BLACKSBURG, Va., Jan. 19, 2007 – Thirteen Virginia Tech alumni will serve on the university's Multicultural Alumni Advisory Board, which engages Virginia Tech graduates in university efforts to strengthen its commitment to a diverse and inclusive community.

The new members include:

  • Melinda F. Emerson-Heastie (Class of 1994) of Drexel Hill, Penn., president, Quintessence Multimedia, Upper Darby, Penn.
  • Jerome Fowlkes (Class of 1988) of South Riding, Va., president and CEO, Fowlkes Development Corp., South Riding.
  • Adriane James (Class of 1980) of Norfolk, Va., USA Corps of Engineers, Norfolk.
  • Calvin Jamison (chair, Class of 1977)) of Richmond, Va., senior vice president and chief administrative officer, Hampton University, Hampton, Va.
  • Kimble Reynolds (Class of 1988) of Martinsville, Va., attorney, Martinsville.
  • Wayne Robinson (vice chair, Class of 1980) of Greensboro, N.C., pastor, New Millennium Christian Center, Greensboro.
  • Edwin A. Larroy Rodríguez (Class of 2005) of Manati, P.R., diversity consultant, Blacksburg.
  • Marguerite Harper Scott (Class of 1970) of Apex, N.C., social studies teacher, Cary High School: adjunct faculty, NC Teach Program, North Carolina State University.
  • Pierre Thomas (Class of 1984) of Falls Church, Va., Justice Department correspondent, ABC News, Washington, D.C.
  • Vera Turner (Class of 1983) of Alexandria, Va., director of individual giving, PBS, Arlington, VA.
  • Bevlee Watford (Class of 1981) of Blacksburg, director, Center for the Enhancement of Engineering Diversity, College of Engineering, Virginia Tech.
  • James Watkins (Class of 1971) of Hampton, Va., dentist, Hampton.
  • Chaketa Whitfield (Class of 2000) of Chesapeake, Va., credit programs budget analyst, USDA Farm Service Agency, Washington, D.C.

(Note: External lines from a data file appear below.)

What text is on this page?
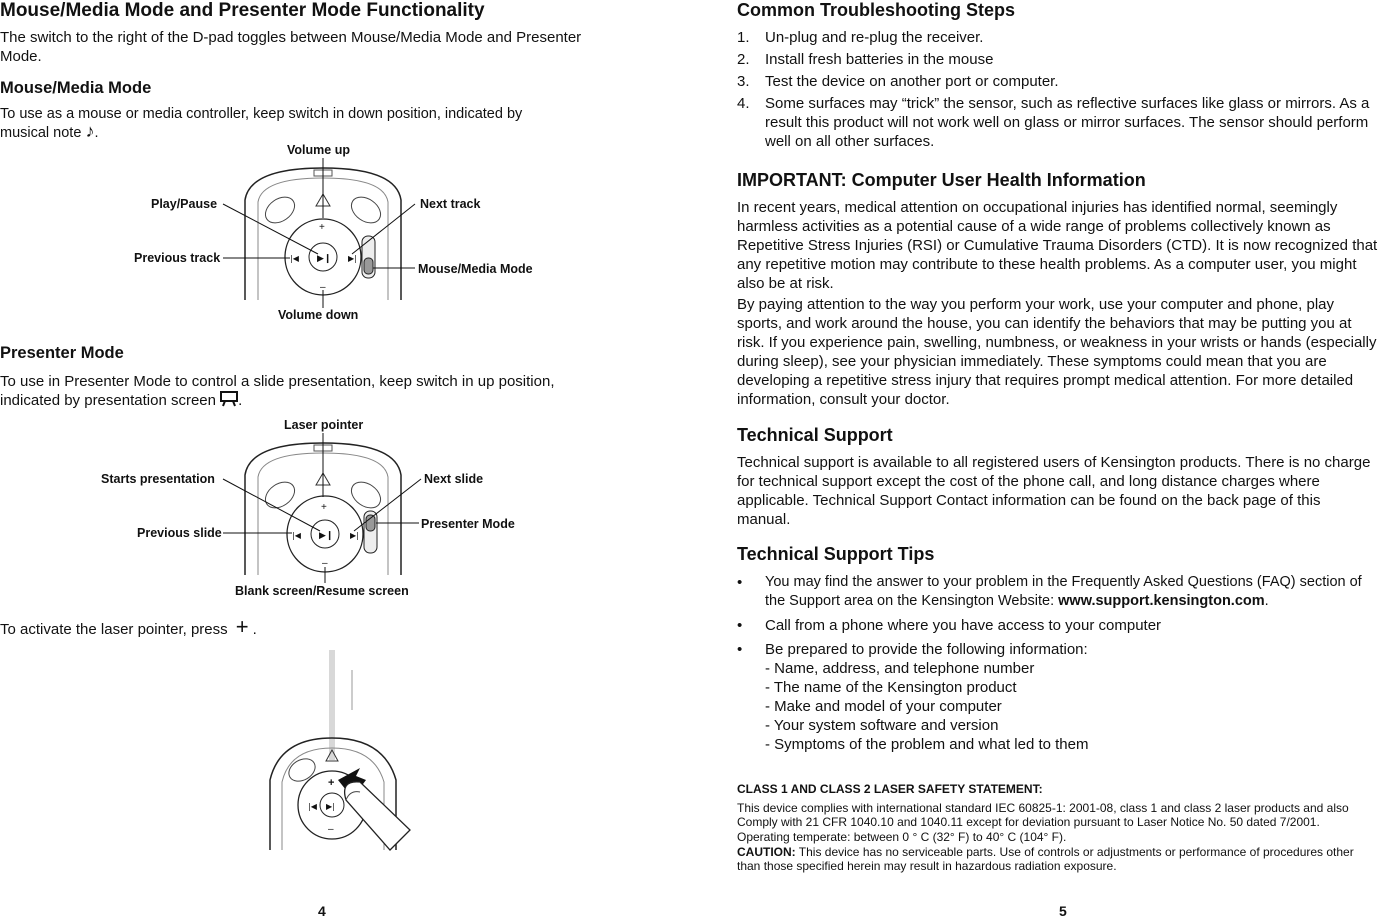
Mouse/Media Mode and Presenter Mode Functionality

The switch to the right of the D-pad toggles between Mouse/Media Mode and Presenter Mode.

Mouse/Media Mode

To use as a mouse or media controller, keep switch in down position, indicated by musical note ♪.

▶❙
|◀	▶|
+
–
Volume up
Play/Pause	Next track
Previous track
Mouse/Media Mode
Volume down
Presenter Mode

To use in Presenter Mode to control a slide presentation, keep switch in up position, indicated by presentation screen .

▶❙
|◀	▶|
+
–
Laser pointer
Starts presentation	Next slide
Previous slide
Presenter Mode
Blank screen/Resume screen

To activate the laser pointer, press + .

+
|◀ ▶|
–
4
Common Troubleshooting Steps
1. Un-plug and re-plug the receiver.
2. Install fresh batteries in the mouse
3. Test the device on another port or computer.
4. Some surfaces may “trick” the sensor, such as reflective surfaces like glass or mirrors. As a result this product will not work well on glass or mirror surfaces. The sensor should perform well on all other surfaces.
IMPORTANT: Computer User Health Information

In recent years, medical attention on occupational injuries has identified normal, seemingly harmless activities as a potential cause of a wide range of problems collectively known as Repetitive Stress Injuries (RSI) or Cumulative Trauma Disorders (CTD). It is now recognized that any repetitive motion may contribute to these health problems. As a computer user, you might also be at risk.

By paying attention to the way you perform your work, use your computer and phone, play sports, and work around the house, you can identify the behaviors that may be putting you at risk. If you experience pain, swelling, numbness, or weakness in your wrists or hands (especially during sleep), see your physician immediately. These symptoms could mean that you are developing a repetitive stress injury that requires prompt medical attention. For more detailed information, consult your doctor.

Technical Support

Technical support is available to all registered users of Kensington products. There is no charge for technical support except the cost of the phone call, and long distance charges where applicable. Technical Support Contact information can be found on the back page of this manual.

Technical Support Tips
• You may find the answer to your problem in the Frequently Asked Questions (FAQ) section of the Support area on the Kensington Website: www.support.kensington.com.
• Call from a phone where you have access to your computer
• Be prepared to provide the following information:
- Name, address, and telephone number
- The name of the Kensington product
- Make and model of your computer
- Your system software and version
- Symptoms of the problem and what led to them
CLASS 1 AND CLASS 2 LASER SAFETY STATEMENT:

This device complies with international standard IEC 60825-1: 2001-08, class 1 and class 2 laser products and also Comply with 21 CFR 1040.10 and 1040.11 except for deviation pursuant to Laser Notice No. 50 dated 7/2001.

Operating temperate: between 0 ° C (32° F) to 40° C (104° F).

CAUTION: This device has no serviceable parts. Use of controls or adjustments or performance of procedures other than those specified herein may result in hazardous radiation exposure.

5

“We are fortunate to have many alumni of diverse backgrounds and heritages that can help Virginia Tech enrich its multiculturalism and diversity,” said Virginia Tech President Charles Steger. “We welcome the creation of a new advisory board of alumni to guide our efforts in this important dimension of the university.”

“The Multicultural Alumni Advisory Board will work closely with the Virginia Tech Alumni Association and with the Office of Multicultural Affairs to assist us with diversity initiatives, and for its members to become a part of those initiatives,” said Tom Tillar, vice president for alumni relations. “It is our hope that the board can strengthen alumni programs, admissions programs, and general networking among alumni of common ethnic origins.”

Calvin Jamison will chair the advisory board. He said he has great anticipation the new Multicultural Alumni Advisory Board will help Virginia Tech achieve its current diversity initiatives, and develop new ones.

”It is important that the university engages all cultures as it advances among institutions nationally,” said Jamison. “Virginia Tech’s aspiration to be an even greater university can only be achieved by the inclusion of all people in the process.”

“I graduated in the Class of 1970, which affords me a greater appreciation of the early challenges for people of color at the university,” said Marguerite Harper Scott, who was one of the first six African American women admitted to Virginia Tech. “I can see how far we have come, and how far we can go. I joined this advisory board hoping the university will benefit from our past experiences.”

Founded in 1872 as a land-grant college, Virginia Tech is the most comprehensive university in the Commonwealth of Virginia and is among the top research universities in the nation. Today, Virginia Tech’s eight colleges are dedicated to quality, innovation, and results through teaching, research, and outreach activities. At its 2,600-acre main campus located in Blacksburg and other campus centers in Northern Virginia, Southwest Virginia, Hampton Roads, Richmond, and Roanoke, Virginia Tech enrolls more than 28,000 undergraduate and graduate students from all 50 states and more than 100 countries in 180 academic degree programs.